I may be biased because I am fortunate enough to live across the street from the park but Central Park is hands down the most beautiful and well cared for urban wilderness I have ever encountered. Feel free to share your favorites in comments below! Sure, Hyde Park in London, Vondelpark in Amsterdam and Yoyogi Park in Tokyo are beautiful and have their own respective charms but I don’t think they even come close to the standard set by Central Park. Credit must be given where it is due: Central Park Conservancy and its thousands of employees, volunteers and donors keep this 800 acre behemoth of a park looking as tidy and well taken care of as a front lawn in Westport, CT. I think the original planners of the city and Frederick Law Olmstead et al would be very proud of the Central Park of today and what it has meant to the generations of residents and millions of visitors to the park over the decades.
Not only is the park a much needed respite from the machine of New York City, but it also is an absolute dream for photographers like me.
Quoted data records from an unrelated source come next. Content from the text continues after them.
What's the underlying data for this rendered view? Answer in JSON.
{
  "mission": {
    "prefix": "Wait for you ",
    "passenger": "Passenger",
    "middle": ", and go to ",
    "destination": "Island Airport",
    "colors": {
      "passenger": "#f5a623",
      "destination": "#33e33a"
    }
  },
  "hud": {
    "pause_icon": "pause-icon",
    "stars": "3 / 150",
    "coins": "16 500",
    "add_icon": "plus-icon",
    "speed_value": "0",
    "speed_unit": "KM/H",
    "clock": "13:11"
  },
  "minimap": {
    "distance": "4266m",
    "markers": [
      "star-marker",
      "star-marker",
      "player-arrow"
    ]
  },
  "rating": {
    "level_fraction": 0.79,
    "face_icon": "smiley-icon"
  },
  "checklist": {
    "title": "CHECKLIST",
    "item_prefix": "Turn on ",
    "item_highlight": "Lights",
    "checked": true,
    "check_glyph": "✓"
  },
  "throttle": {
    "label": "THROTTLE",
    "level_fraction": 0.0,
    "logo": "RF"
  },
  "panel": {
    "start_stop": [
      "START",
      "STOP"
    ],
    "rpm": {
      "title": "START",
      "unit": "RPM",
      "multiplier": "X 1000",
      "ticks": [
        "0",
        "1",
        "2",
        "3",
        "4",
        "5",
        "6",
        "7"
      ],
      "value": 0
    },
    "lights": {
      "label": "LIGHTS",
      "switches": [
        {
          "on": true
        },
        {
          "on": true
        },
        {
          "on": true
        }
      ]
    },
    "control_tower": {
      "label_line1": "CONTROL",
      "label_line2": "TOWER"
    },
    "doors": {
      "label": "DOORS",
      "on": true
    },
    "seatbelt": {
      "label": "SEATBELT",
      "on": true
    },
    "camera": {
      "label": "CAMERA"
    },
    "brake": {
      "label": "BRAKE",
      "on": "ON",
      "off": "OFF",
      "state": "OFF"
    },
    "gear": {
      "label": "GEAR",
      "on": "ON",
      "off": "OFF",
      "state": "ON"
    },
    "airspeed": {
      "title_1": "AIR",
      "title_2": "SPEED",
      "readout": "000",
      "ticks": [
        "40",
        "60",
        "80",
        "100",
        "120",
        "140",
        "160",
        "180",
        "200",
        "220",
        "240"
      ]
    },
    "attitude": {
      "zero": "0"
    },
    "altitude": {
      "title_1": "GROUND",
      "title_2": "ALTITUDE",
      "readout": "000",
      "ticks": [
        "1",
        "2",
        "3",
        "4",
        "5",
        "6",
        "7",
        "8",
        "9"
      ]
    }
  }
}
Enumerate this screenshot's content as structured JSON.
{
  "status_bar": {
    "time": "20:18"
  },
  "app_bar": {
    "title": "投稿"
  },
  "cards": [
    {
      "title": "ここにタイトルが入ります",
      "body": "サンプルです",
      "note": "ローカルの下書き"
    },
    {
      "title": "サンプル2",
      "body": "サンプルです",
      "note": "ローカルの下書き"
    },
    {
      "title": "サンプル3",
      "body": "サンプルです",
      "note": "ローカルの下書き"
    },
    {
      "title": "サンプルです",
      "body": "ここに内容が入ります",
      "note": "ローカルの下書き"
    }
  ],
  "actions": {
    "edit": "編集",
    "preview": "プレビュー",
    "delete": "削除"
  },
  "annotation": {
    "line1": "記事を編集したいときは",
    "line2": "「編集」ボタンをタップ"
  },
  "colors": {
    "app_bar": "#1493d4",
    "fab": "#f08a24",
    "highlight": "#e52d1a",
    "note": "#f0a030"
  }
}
While the majority of the three million visitors the park gets annually (a number similar to the million acres of Yellowstone NP gets each year!) visit during regular daytime hours (10-5pm), I shoot exclusively in the golden hours (half hour before and after dawn/dusk; more on that in a subsequent blog post). Although it is true that in large parts of the park you don’t hear the midday traffic of our raucous city, but the early morning serenity of the park is beyond magical. Being on location to shoot at dusk means I’m in the park when the first slivers of light are just streaking the pitch black sky. Thankfully the park is very safe and I have never felt threatened at any time even with my expensive gear. It’s always a good idea to be aware of your surroundings when shooting solo. If you’re reading this blog and taking notes for your own photo adventure in the park, please use your best judgement.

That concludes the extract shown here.